Design Rules for Nonlinear Optical Materials: Dimensionality, Interfaces, Topological Band Geometry and Data-Driven Discovery

Abstract

Nonlinear optical (NLO) materials underpin frequency conversion, ultrafast modulation, and light– matter control, yet conventional bulk crystals face practical constraints in tunability and integration. Motivated by the rapid expansion of low-dimensional, interface-engineered, and topology-driven platforms, this review provides a unified perspective on second- and third-order nonlinear responses across material dimensionalities, spanning bulk and bulk-like crystals to two-dimensional (2D) layers, van der Waals heterostructures, and quantum dots. We connect the fundamental framework of nonlinear susceptibilities with key structure–property design rules—particularly symmetry breaking, electronic asymmetry, confinement, and interface effects—and summarize experimental routes used to quantify χ(2) and χ(3). A central theme is the emergence of topology-enabled nonlinear optics, where Berryphase geometry (including Berry curvature and the quantum metric) reshapes NLO design from symmetry–resonance optimization towards symmetry–geometry co-design, enabling robust nonlinear photocurrents and harmonic responses.

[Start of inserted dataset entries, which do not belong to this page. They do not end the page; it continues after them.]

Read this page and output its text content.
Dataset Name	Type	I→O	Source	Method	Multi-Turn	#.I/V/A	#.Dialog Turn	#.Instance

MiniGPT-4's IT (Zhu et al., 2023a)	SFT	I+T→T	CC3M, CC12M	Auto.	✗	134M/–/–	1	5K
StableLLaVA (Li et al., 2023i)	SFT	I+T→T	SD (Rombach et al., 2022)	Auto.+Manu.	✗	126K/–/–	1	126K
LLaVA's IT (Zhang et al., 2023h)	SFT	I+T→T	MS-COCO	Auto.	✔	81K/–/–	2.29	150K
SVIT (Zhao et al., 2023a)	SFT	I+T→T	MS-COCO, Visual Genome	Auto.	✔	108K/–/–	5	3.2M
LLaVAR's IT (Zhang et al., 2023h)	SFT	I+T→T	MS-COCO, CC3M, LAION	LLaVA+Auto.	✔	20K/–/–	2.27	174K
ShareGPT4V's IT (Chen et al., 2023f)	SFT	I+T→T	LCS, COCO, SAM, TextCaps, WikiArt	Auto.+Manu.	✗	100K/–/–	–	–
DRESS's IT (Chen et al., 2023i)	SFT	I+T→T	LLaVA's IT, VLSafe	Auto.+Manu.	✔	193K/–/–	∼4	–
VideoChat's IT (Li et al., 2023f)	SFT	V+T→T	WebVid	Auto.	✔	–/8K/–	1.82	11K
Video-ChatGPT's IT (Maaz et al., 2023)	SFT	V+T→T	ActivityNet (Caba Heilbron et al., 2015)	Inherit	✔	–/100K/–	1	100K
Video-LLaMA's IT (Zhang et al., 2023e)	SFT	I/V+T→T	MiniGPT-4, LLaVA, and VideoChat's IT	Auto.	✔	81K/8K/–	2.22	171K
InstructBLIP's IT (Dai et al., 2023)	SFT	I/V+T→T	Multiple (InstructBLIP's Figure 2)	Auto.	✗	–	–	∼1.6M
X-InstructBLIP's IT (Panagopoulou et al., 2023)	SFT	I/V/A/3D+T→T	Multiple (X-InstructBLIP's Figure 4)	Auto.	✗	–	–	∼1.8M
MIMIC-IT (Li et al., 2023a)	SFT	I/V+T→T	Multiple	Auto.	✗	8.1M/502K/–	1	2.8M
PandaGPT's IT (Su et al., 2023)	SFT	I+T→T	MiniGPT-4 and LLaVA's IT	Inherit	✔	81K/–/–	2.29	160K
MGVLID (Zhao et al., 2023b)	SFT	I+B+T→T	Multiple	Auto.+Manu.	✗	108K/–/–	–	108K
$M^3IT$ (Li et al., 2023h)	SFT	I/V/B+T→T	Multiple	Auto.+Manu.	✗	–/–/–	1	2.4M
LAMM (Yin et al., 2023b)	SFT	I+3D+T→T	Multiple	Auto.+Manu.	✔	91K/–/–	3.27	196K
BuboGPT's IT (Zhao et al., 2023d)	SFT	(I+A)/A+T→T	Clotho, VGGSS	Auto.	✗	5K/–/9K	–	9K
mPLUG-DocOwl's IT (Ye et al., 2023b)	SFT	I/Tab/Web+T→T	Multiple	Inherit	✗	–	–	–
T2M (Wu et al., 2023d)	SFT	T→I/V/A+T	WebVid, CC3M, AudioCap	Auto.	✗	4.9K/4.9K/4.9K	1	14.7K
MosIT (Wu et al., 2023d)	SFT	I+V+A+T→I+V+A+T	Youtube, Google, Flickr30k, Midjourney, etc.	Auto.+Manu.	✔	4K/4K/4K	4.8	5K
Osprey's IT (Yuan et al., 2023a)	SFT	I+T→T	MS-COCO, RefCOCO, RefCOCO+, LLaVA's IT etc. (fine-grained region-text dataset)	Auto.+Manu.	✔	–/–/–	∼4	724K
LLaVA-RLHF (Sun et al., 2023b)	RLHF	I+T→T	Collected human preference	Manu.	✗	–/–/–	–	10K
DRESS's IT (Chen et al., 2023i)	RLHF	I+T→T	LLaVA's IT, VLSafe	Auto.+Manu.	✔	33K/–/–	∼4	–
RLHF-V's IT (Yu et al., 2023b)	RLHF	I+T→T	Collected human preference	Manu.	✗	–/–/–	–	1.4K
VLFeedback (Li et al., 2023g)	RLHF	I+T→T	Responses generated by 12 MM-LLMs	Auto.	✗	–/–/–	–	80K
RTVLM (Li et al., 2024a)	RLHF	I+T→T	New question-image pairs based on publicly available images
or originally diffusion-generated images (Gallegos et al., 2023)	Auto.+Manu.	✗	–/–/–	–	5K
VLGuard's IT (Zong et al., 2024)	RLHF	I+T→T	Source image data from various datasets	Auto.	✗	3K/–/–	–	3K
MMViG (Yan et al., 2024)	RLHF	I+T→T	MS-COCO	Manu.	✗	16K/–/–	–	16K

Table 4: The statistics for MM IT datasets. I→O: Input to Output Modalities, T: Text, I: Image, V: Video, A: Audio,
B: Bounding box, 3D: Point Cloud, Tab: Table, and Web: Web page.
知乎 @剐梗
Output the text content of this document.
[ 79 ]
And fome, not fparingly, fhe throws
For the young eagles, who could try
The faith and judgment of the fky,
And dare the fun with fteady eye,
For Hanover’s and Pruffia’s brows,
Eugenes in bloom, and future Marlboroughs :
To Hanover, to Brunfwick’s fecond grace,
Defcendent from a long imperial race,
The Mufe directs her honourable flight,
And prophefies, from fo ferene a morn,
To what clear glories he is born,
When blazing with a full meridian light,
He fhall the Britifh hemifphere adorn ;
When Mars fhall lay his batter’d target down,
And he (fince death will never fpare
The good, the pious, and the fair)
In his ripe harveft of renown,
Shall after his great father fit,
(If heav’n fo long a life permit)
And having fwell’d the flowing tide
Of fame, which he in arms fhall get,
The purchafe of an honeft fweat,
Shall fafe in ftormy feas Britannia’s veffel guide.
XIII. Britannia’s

We further review machine-learning strategies that accelerate screening and inverse design by extracting hidden descriptors and enabling rapid property prediction across large chemical spaces. Finally, we outline near-term opportunities and bottlenecks for translating “hero-material” demonstrations into manufacturable, on-chip nonlinear photonic systems for frequency translation, ultrafast signal processing, and quantum photonics.